Malgré les avantages pratiques offerts par le développement de Taylor en SFSE, il a été prouvé être une approximation grossière du facteur de structure théorique. En effet, une approximation de Taylor du troisième ordre n’est pas capable de prédire que le premier pic d’interférences constructives observées en plusieurs simulations de globules rouges sphériques monodisperses. Dans des cas de simulations, son utilisation implique que les interférences destructives soient mal estimées dans les fréquences plus hautes (Saha et al. 2011). Malgré les

limitations théoriques signalées par ces simulations, le SFSE continue à être un modèle empirique valide pour la caractérisation expérimentale du sang. Les études expérimentales présentées dans le Chapitre 6 montrent que le niveau d’agrégation érythrocytaire prédit par le modèle se corrèle bien avec des mesures benchmark obtenues avec des appareils rhéologiques. En abordant l’inexactitude de l’approximation de Taylor et les variations d’impédance des milieux agrégés, Franceschini a proposé une modification au modèle de rétrodiffusion (Franceschini et al. 2011). En général, les auteurs proposent que le diffuseur ne soit plus le globule rouge, mais l’agrégat lui-même. En changeant cette définition, ils modélisent la variation du contraste d’impédance due à l’emprisonnement du plasma à l’intérieur de l’agrégat, ce que les auteurs appellent le milieu effectif.

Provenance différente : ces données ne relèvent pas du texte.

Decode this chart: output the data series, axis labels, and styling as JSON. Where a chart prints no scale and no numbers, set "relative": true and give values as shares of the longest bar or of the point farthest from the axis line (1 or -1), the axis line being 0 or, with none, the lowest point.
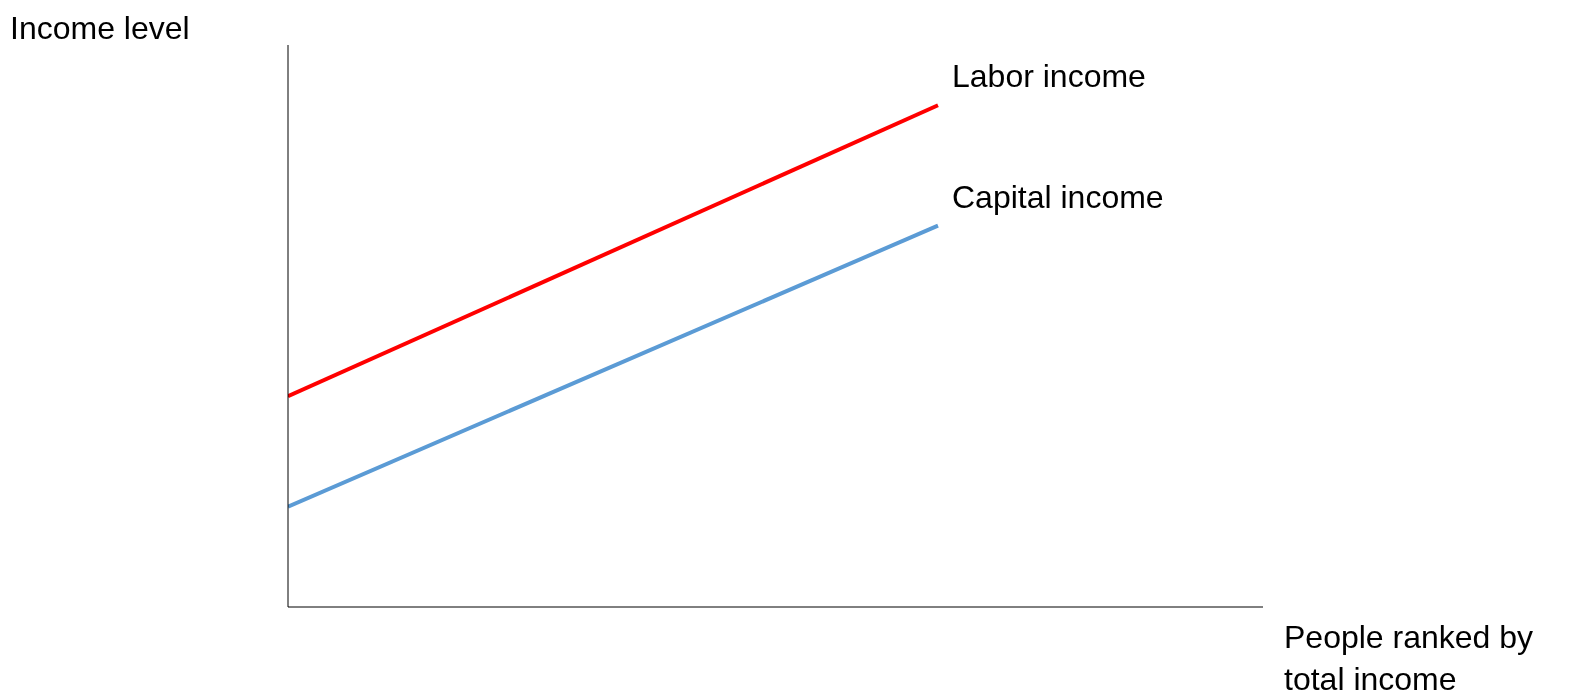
{
  "chart_data": {
    "type": "line",
    "relative": true,
    "ylabel": "Income level",
    "xlabel": "People ranked by\ntotal income",
    "categories": [
      null,
      null
    ],
    "series": [
      {
        "name": "Labor income",
        "color": "#ff0000",
        "values": [
          0.42,
          1
        ]
      },
      {
        "name": "Capital income",
        "color": "#5b9bd5",
        "values": [
          0.2,
          0.76
        ]
      }
    ],
    "grid": false,
    "legend": false,
    "marker": "none",
    "line_style": "solid"
  }
}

Ainsi, ce modèle a été appelé l’estimateur du milieu effectif et du facteur de structure (EMTSFM). Avec des forces d’attraction plus élevées, moins d’espace est libre pour enfermer du plasma. Dans ce modèle cette force d’attraction est appelée la compacité de l’agrégat et modélise la force inter érythrocytaire. En plus, le modèle propose une solution exacte du facteur de structure analytique pour des sphères compactes de la même taille (Wertheim 1963). Cette représentation modélise les deux types d’interférences, constructives ou destructives, mais suppose que l’agrégat est sphérique, ce qui est une approximation grossière de la vraie forme d’un agrégat. Ainsi, ce modèle donne accès à trois paramètres : la taille de l’agrégat, l’hématocrite et la compacité de l’agrégat. Encore, la plus grande critique du modèle est que les agrégats de globules rouges ne sont pas monodisperses. Cette dernière contrainte impose de variations de forme du BSC qui ne sont pas observés expérimentalement dans les bandes passantes prédites.

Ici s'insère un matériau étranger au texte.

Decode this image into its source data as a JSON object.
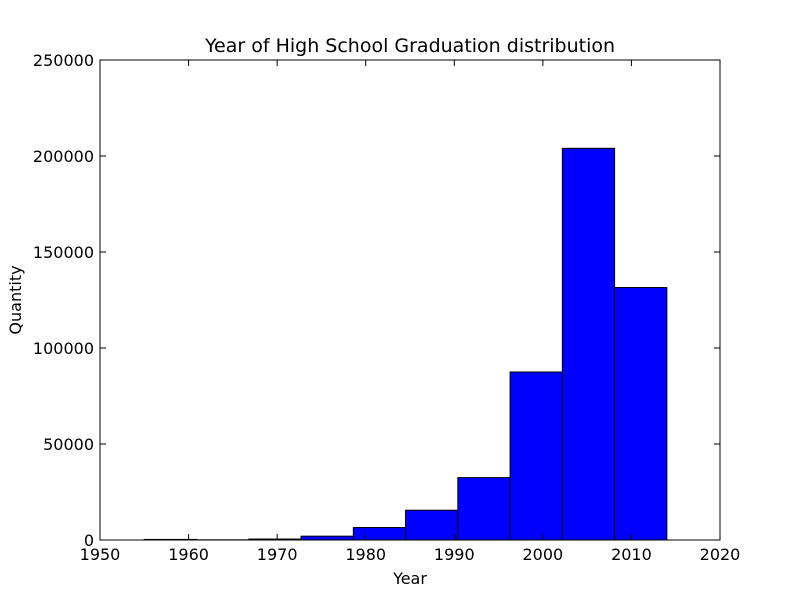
{
  "chart_data": {
    "type": "bar",
    "title": "Year of High School Graduation distribution",
    "xlabel": "Year",
    "ylabel": "Quantity",
    "xlim": [
      1950,
      2020
    ],
    "ylim": [
      0,
      250000
    ],
    "xticks": [
      1950,
      1960,
      1970,
      1980,
      1990,
      2000,
      2010,
      2020
    ],
    "yticks": [
      0,
      50000,
      100000,
      150000,
      200000,
      250000
    ],
    "bar_color": "#0000ff",
    "grid": false,
    "bins": [
      {
        "start": 1955.0,
        "end": 1960.9,
        "value": 300
      },
      {
        "start": 1960.9,
        "end": 1966.8,
        "value": 100
      },
      {
        "start": 1966.8,
        "end": 1972.7,
        "value": 500
      },
      {
        "start": 1972.7,
        "end": 1978.6,
        "value": 2000
      },
      {
        "start": 1978.6,
        "end": 1984.5,
        "value": 6500
      },
      {
        "start": 1984.5,
        "end": 1990.4,
        "value": 15500
      },
      {
        "start": 1990.4,
        "end": 1996.3,
        "value": 32500
      },
      {
        "start": 1996.3,
        "end": 2002.2,
        "value": 87500
      },
      {
        "start": 2002.2,
        "end": 2008.1,
        "value": 204000
      },
      {
        "start": 2008.1,
        "end": 2014.0,
        "value": 131500
      }
    ]
  }
}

Pour surmonter cette difficulté, De Monchy et Franceschini ont proposé un modèle théorique qui tient compte de la polydispersité des agrégats de globules rouges (de Monchy et al. 2016a). Ils modélisent la distribution de tailles des agrégats comme une fonction gamma et estiment l’interférence entre chaque pair de groupes d’une même taille.

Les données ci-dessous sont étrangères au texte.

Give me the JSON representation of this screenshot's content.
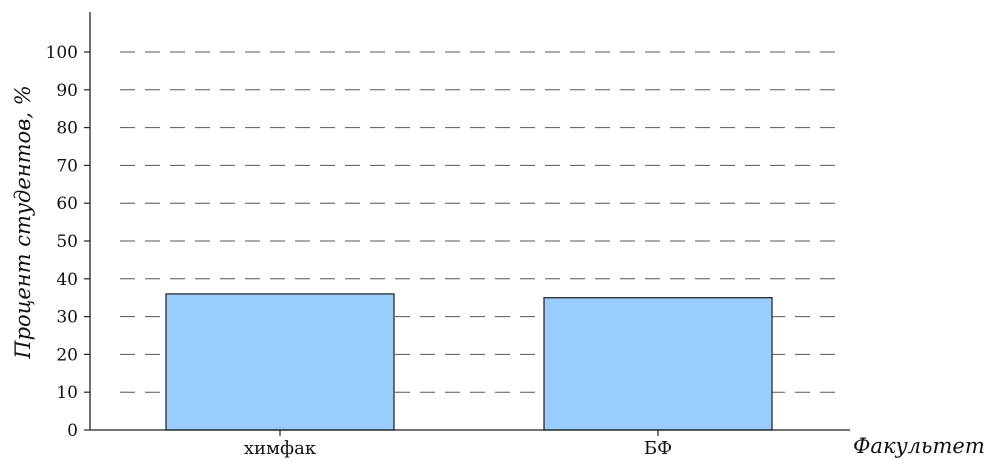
{
  "chart_data": {
    "type": "bar",
    "categories": [
      "химфак",
      "БФ"
    ],
    "values": [
      36,
      35
    ],
    "title": "",
    "xlabel": "Факультет",
    "ylabel": "Процент студентов, %",
    "ylim": [
      0,
      100
    ],
    "yticks": [
      0,
      10,
      20,
      30,
      40,
      50,
      60,
      70,
      80,
      90,
      100
    ],
    "grid": "horizontal dashed",
    "legend": "none",
    "colors": {
      "bar_fill": "#99ccff",
      "bar_edge": "#2b2b2b",
      "grid": "#555555",
      "axis": "#222222"
    }
  }
}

Le modèle De Monchy-Franceschini représente l’état de l’art en diffusion acoustique du sang. Il donne accès à quatre paramètres : la distribution de tailles, la taille moyenne, l’hématocrite et la compacité de l’agrégat (la quantité relative d’érythrocytes à l’intérieur de l’agrégat). Cependant, l’étude du problème inverse de ce modèle en conditions in vivo n’a pas été abordée. Ainsi, la pertinence clinique du modèle pour la caractérisation de l’agrégation érythrocytaire n’a jamais été prouvée jusqu’à présent. Ceci est la question de recherche adressée

dans le Chapitre 5 de cette thèse. On aborde le sujet comme une comparaison de ce modèle à d’autres précédents.